Hoje é a ti que te escrevo, não pela primeira vez nem pela segunda, mas pela vontade incessante que tenho de te mostrar por estes pequeníssimos gestos o turbilhão que sinto dentro de mim. Sabes que aqueles minutos que fico acordada durante a manhã antes de me levantar são aqueles em que te peço para me dares a tua força durante o dia que me espera, sabes que aqueles minutos que páro e olho para o céu são aqueles em que espero obter o sinal do teu presente naquele momento, sabes que aqueles minutos no escuro do anoitecer antes de adormecer são os minutos pelos quais te peço para descansares pois no dia seguinte preciso que me acordes novamente. E são assim que passam os meus dias, por vezes vidrada em outros assuntos mas com o meu braço sempre enrolado no teu pescoço. Sei que estás feliz porque tens pessoas fantásticas a cuidarem daquilo que tu, por motivos de distância, não o poderás jamais fazer. Sei que estás orgulhosa pelas vezes que fomos capazes de falar em ti e não deixarmos que uma lágrima caísse sobre o nosso rosto, pelas vezes que fomos a pessoa que tu sempre ensinaste-nos a ser. O meu sonho é o mesmo mas tenho mais um: ser como tu, tanto com os meus futuros filhos, com o meu futuro marido, com a minha futura família, com os meus futuros amigos, ser essa pessoa fantástica que tu és!

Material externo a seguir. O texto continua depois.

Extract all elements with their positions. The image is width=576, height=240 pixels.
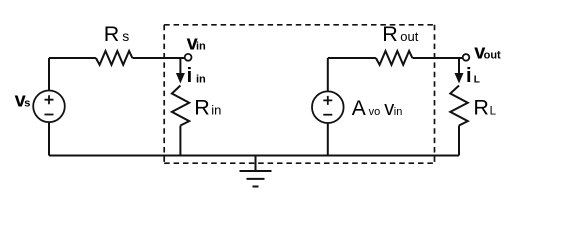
svg-text:out: out (400, 29, 418, 44)
svg-text:A: A (352, 97, 366, 120)
svg-text:R: R (104, 22, 120, 46)
wire: dep source bottom stub (327, 123, 329, 156)
svg-text:L: L (490, 106, 497, 118)
dashed amplifier box (164, 25, 434, 163)
ground (240, 156, 272, 187)
label Rin (194, 96, 221, 120)
wire: RL to bottom rail (458, 126, 460, 156)
svg-text:R: R (194, 96, 210, 120)
label Rout (382, 22, 418, 46)
svg-text:in: in (394, 106, 403, 118)
current arrow i_in (176, 58, 185, 84)
resistor Rs (96, 51, 132, 65)
label i_in (187, 65, 206, 87)
wire: Rout to vout node (412, 57, 462, 59)
resistor Rin (172, 86, 189, 126)
label vout (474, 41, 501, 63)
svg-text:in: in (211, 103, 221, 118)
svg-text:out: out (484, 49, 501, 61)
svg-text:s: s (24, 98, 30, 110)
node vout terminal circle (463, 54, 470, 61)
svg-text:R: R (382, 22, 398, 46)
svg-text:v: v (384, 98, 394, 120)
wire: left rail lower (48, 122, 50, 156)
svg-text:R: R (473, 96, 489, 120)
svg-text:s: s (122, 28, 129, 44)
svg-text:L: L (474, 75, 480, 86)
wire: dep source top stub (327, 58, 329, 92)
current arrow i_L (455, 58, 464, 84)
wire: left rail upper (48, 58, 50, 91)
dependent source A_vo v_in (312, 91, 344, 123)
svg-text:in: in (196, 41, 206, 53)
label vin (187, 33, 206, 55)
wire: Rin to bottom rail (179, 126, 181, 156)
resistor RL (450, 86, 468, 126)
resistor Rout (376, 51, 413, 65)
label i_L (466, 65, 480, 87)
wire: output top left segment (328, 57, 376, 59)
voltage source Vs (33, 91, 65, 123)
label RL (473, 96, 496, 120)
label A_vo v_in (352, 97, 403, 120)
label Rs (104, 22, 130, 46)
wire: Rs to vin node (132, 57, 184, 59)
wire: bottom rail (49, 155, 459, 157)
label vs (15, 90, 31, 112)
wire: input top left segment (49, 57, 96, 59)
svg-text:i: i (187, 65, 193, 87)
node vin terminal circle (185, 54, 192, 61)
svg-text:vo: vo (369, 106, 381, 118)
svg-text:i: i (466, 65, 472, 87)
svg-text:in: in (196, 74, 206, 86)
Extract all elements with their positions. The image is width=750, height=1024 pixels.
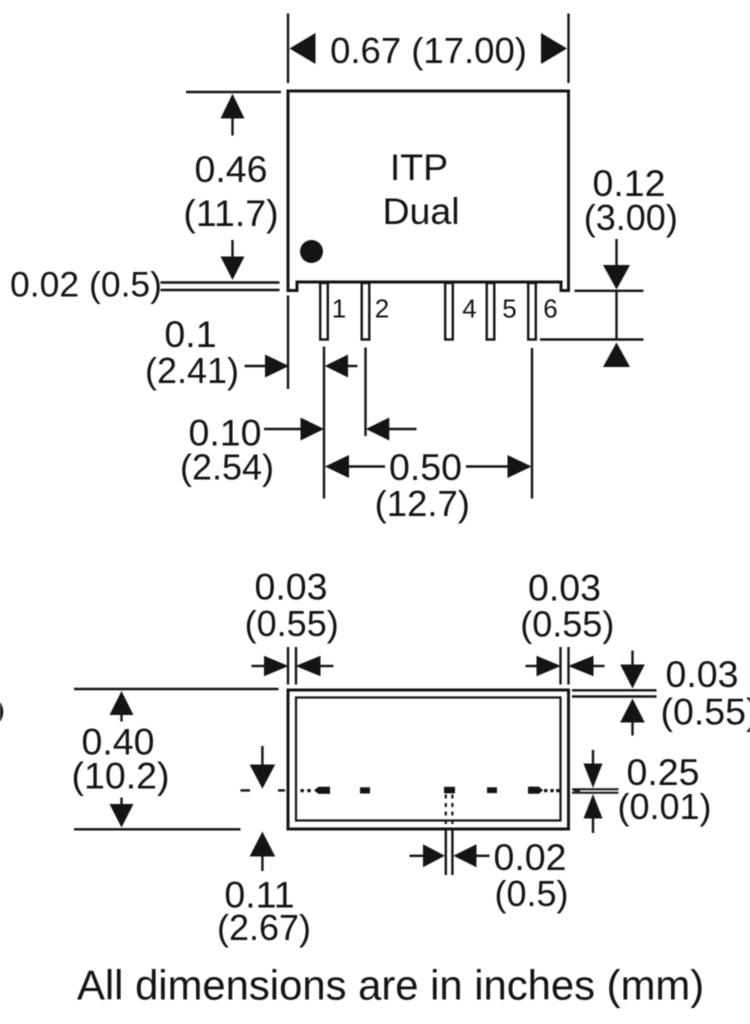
dim 0.25 up arrowhead <box>584 794 603 819</box>
dim 0.1 left-pointing arrowhead at pin1 <box>325 355 348 378</box>
dim 0.11 lower stub <box>261 856 263 872</box>
dim 0.03 lid: upper stub <box>631 651 633 666</box>
dim 0.03 right wall: left-pointing tail <box>593 665 605 667</box>
svg-text:0.03: 0.03 <box>666 653 739 695</box>
cropped glyph fragment at left edge <box>0 702 3 722</box>
pin 2 centerline <box>364 348 366 437</box>
dim 0.03 lid: down arrowhead <box>620 665 645 689</box>
dim 0.02 right dotted extension <box>451 795 453 830</box>
svg-text:0.67 (17.00): 0.67 (17.00) <box>330 30 527 71</box>
dim 0.46 upper stub <box>231 117 233 136</box>
dim 0.03 left wall: right-pointing arrowhead <box>264 656 289 676</box>
svg-text:0.02: 0.02 <box>494 836 567 878</box>
svg-text:(0.55): (0.55) <box>661 691 750 733</box>
dim 0.50 right arrowhead at pin6 <box>508 455 532 478</box>
dim 0.03 right wall: right-pointing arrowhead <box>537 656 562 676</box>
dim 0.03 right wall inner tick <box>559 647 561 685</box>
dim 0.67 right arrowhead <box>541 33 567 64</box>
pin 6 pad mark <box>528 787 543 794</box>
svg-text:(0.55): (0.55) <box>245 603 339 644</box>
dim 0.46 top extension line <box>186 91 281 93</box>
pin 1 indicator dot <box>300 240 323 263</box>
dim 0.03 lid: up arrowhead <box>620 699 645 723</box>
dim 0.02 left dotted extension <box>445 795 447 830</box>
pin 5 <box>487 283 495 340</box>
svg-text:(10.2): (10.2) <box>72 755 170 797</box>
dim 0.1 extension line below body left edge <box>287 296 289 390</box>
pin 1 <box>320 283 328 340</box>
dim 0.40 bottom extension line <box>74 828 241 830</box>
svg-text:(0.55): (0.55) <box>520 604 614 645</box>
dim 0.67 left extension line <box>287 14 289 84</box>
dim 0.02 left solid extension <box>445 830 447 876</box>
dim 0.50 right tail <box>466 465 509 467</box>
package body outline <box>288 91 569 291</box>
svg-text:0.03: 0.03 <box>528 567 601 609</box>
svg-text:(0.5): (0.5) <box>494 873 568 914</box>
dim 0.03 right wall: right-pointing tail <box>526 665 539 667</box>
svg-text:0.1: 0.1 <box>164 313 216 355</box>
dim 0.67 right extension line <box>567 14 569 84</box>
dim 0.1 right-pointing arrow tail <box>245 365 267 367</box>
dim 0.02 right solid extension <box>451 830 453 876</box>
svg-text:4: 4 <box>462 294 476 324</box>
dim 0.40 down arrowhead <box>110 804 134 828</box>
dim 0.25 upper stub <box>592 750 594 764</box>
pin 4 pad mark <box>444 787 455 794</box>
svg-text:5: 5 <box>502 294 516 324</box>
svg-text:0.02 (0.5): 0.02 (0.5) <box>10 265 162 305</box>
dim 0.46 down arrowhead <box>221 257 245 281</box>
dim 0.25 lower stub <box>592 818 594 834</box>
dim 0.02 left-pointing tail <box>476 855 490 857</box>
dim 0.1 right-pointing arrowhead <box>265 355 289 378</box>
svg-text:0.03: 0.03 <box>255 566 328 608</box>
dim 0.11 down arrowhead at centerline <box>250 765 276 789</box>
dim 0.12 down arrowhead <box>603 265 630 290</box>
dim 0.03 left wall: right-pointing tail <box>252 665 266 667</box>
svg-text:Dual: Dual <box>382 190 459 232</box>
dim 0.25 down arrowhead <box>584 764 603 789</box>
centerline dot d <box>550 789 553 792</box>
centerline dot c <box>544 789 547 792</box>
svg-text:(2.67): (2.67) <box>217 907 311 948</box>
pin 1 centerline <box>323 347 325 499</box>
dim 0.03 left wall inner tick <box>295 647 297 685</box>
dim 0.03 left wall: left-pointing tail <box>320 665 334 667</box>
dim 0.03 left wall: left-pointing arrowhead <box>296 656 321 676</box>
pin row centerline left extension dash <box>241 789 251 791</box>
centerline dot a <box>301 789 304 792</box>
centerline dot e <box>556 789 559 792</box>
dim 0.12 up arrowhead <box>603 343 630 368</box>
dim 0.25 upper reference line <box>572 788 619 790</box>
svg-text:(3.00): (3.00) <box>584 197 678 238</box>
dim 0.11 upper stub <box>261 746 263 766</box>
dim 0.10 left-pointing arrowhead at pin2 <box>366 418 390 441</box>
svg-text:6: 6 <box>543 294 557 324</box>
pin 2 <box>362 283 370 340</box>
standoff lower line 0.02 <box>161 289 280 291</box>
svg-text:(2.41): (2.41) <box>145 350 239 391</box>
dim 0.67 left arrowhead <box>290 33 316 64</box>
dim 0.10 left-pointing arrow tail <box>388 428 416 430</box>
dim 0.03 right wall: left-pointing arrowhead <box>568 656 594 676</box>
dim 0.02 left-pointing arrowhead <box>453 844 476 867</box>
svg-text:(0.01): (0.01) <box>617 786 711 827</box>
bottom view outer rectangle <box>288 690 569 829</box>
dim 0.12 vertical line <box>615 291 617 340</box>
standoff upper line 0.02 <box>161 281 280 283</box>
svg-text:ITP: ITP <box>390 146 448 188</box>
dim 0.46 up arrowhead <box>221 94 245 119</box>
dim 0.03 right wall outer tick <box>567 647 569 685</box>
dim 0.02 right-pointing arrowhead <box>423 844 445 867</box>
dim 0.50 left tail <box>348 465 385 467</box>
svg-text:(11.7): (11.7) <box>183 192 278 234</box>
dim 0.03 left wall outer tick <box>287 647 289 685</box>
dim 0.40 upper stub <box>120 714 122 722</box>
svg-text:(2.54): (2.54) <box>180 447 274 488</box>
dim 0.40 up arrowhead <box>110 691 134 715</box>
svg-text:0.46: 0.46 <box>195 148 268 190</box>
dim 0.10 right-pointing arrowhead <box>301 418 325 441</box>
dim 0.25 lower reference line <box>572 792 619 794</box>
dim 0.1 left-pointing arrow tail <box>347 365 358 367</box>
dim 0.12 upper reference line <box>575 290 644 292</box>
dim 0.03 lid: lower stub <box>631 722 633 736</box>
pin 6 centerline <box>531 348 533 499</box>
pin 2 pad mark <box>360 787 370 793</box>
centerline dash outside left wall <box>278 789 285 791</box>
svg-text:0.50: 0.50 <box>389 446 462 488</box>
pin 1 pad mark <box>314 787 330 794</box>
bottom view inner rectangle <box>296 698 561 821</box>
svg-text:All dimensions are in inches (: All dimensions are in inches (mm) <box>77 962 704 1009</box>
pin 6 <box>528 283 536 340</box>
dim 0.46 lower stub <box>231 240 233 258</box>
dim 0.10 right-pointing arrow tail <box>264 428 302 430</box>
pin 5 pad mark <box>487 787 497 793</box>
dim 0.40 top extension line <box>74 688 279 690</box>
dim 0.02 right-pointing tail <box>410 855 425 857</box>
pin 4 <box>445 283 453 340</box>
dim 0.11 up arrowhead at bottom edge <box>250 832 276 857</box>
dim 0.12 upper stub <box>615 239 617 266</box>
dim 0.03 lid: outer line extension <box>572 689 657 691</box>
svg-text:2: 2 <box>375 294 389 324</box>
svg-text:1: 1 <box>332 294 346 324</box>
dim 0.40 lower stub <box>120 798 122 807</box>
dim 0.50 left arrowhead at pin1 <box>325 455 349 478</box>
centerline dash outside right wall <box>574 789 581 791</box>
dim 0.12 lower reference line (pin seating) <box>540 338 644 340</box>
dim 0.03 lid: inner line extension <box>572 695 657 697</box>
centerline dot b <box>307 789 310 792</box>
svg-text:(12.7): (12.7) <box>375 483 470 524</box>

Só te peço que continues a ser o motivo de força contra todas as minhas adversidades, que sejas o meu pilar mais forte, que nunca deixes de nos guiar porque acredita que nós os três precisamos de tudo aquilo que tu ofereces todos os dias. Espero que estejas igualmente bem, num lugar que te faça sentir pelo menos segura. A fé de que um dia iremos nos encontrar está aqui, é essa fé que nos salva.